Where Olive Meets Periwinkle

Waders on a Sandbar (2026)
The unlimited ways that bodies of water can appear has been an attraction for me with these coastal paintings. Previously I had not spent a lot of time reducing something like a view of the ocean to its basic form, so this has been a good personal exercise in detaching context from a familiar environment and simply seeing the light, hues, and shapes as they are. In doing that I’ve finally started recognizing the really interesting and unexpected color combinations that appear when water, sunlight, reflection, shadow, and subsurface elements collide.

There is a particular cast to Gulf water west of Mobile Bay. It’s not altogether unique, but familiar in the northwestern Gulf Coast and different from the celebrated pthalo of the panhandle. Watching my kids out on a submerged sandbar on a sunny day, I started looking at the shallow span in between that was free of breakers but full of motion. Two absolutely distinct colors were on display - the bright periwinkle of the reflected surface and olive wavelets revealing the mixed hues of the water and sand. Seeing such different colors alternating side by side is interesting. The combination clashes happily in bright sunlight and does a lot to give the impression of movement when you paint it.

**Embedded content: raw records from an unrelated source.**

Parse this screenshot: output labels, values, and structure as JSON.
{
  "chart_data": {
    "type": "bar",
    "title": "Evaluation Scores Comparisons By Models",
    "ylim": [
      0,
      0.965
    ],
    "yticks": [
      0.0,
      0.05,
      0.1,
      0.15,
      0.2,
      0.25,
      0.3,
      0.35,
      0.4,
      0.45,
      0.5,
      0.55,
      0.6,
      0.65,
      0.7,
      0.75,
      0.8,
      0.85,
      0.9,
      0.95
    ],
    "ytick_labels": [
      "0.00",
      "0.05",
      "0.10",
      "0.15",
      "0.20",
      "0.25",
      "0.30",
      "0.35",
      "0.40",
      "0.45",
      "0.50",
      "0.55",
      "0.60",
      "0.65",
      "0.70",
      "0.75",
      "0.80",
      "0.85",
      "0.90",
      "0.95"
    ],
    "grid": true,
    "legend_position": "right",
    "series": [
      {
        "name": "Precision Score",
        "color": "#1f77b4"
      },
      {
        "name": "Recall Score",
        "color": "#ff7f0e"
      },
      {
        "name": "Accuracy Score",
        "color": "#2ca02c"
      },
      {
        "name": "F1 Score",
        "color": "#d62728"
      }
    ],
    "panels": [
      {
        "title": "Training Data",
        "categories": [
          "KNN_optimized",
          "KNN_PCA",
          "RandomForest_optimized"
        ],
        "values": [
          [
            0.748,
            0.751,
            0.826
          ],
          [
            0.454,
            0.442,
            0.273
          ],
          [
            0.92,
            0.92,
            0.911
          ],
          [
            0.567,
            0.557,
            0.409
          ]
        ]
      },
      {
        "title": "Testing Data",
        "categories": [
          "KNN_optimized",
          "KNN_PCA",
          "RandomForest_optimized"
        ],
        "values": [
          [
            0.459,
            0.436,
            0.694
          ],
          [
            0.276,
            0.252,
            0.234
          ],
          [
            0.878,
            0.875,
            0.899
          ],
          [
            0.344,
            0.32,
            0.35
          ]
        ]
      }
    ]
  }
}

The paint color for the olive will vary depending on water depth, time of day, and what beach you’re standing on. I’ve gotten a pretty serviceable Mississippi Sound olive with a base of burnt umber, yellow ochre, and Prussian blue, maybe a cadmium yellow boost if it’s sunny. For a convincing periwinkle I’ve been mostly happy mixing a sky blue from Prussian blue and white, then adding alizarin crimson to taste and then black or raw umber to muddy it up. I was finding that starting with pink pushes the mix too much toward purple and away from how the natural color looks. I don’t know why it should matter but for some reason starting out with the light blue helps me avoid that.

Olive and periwinkle. You won’t see this combination too much between Pensacola and Apalachicola, and you probably wouldn’t pick it for your living room, but it conveys a distinct Gulf Coast vibe all the same.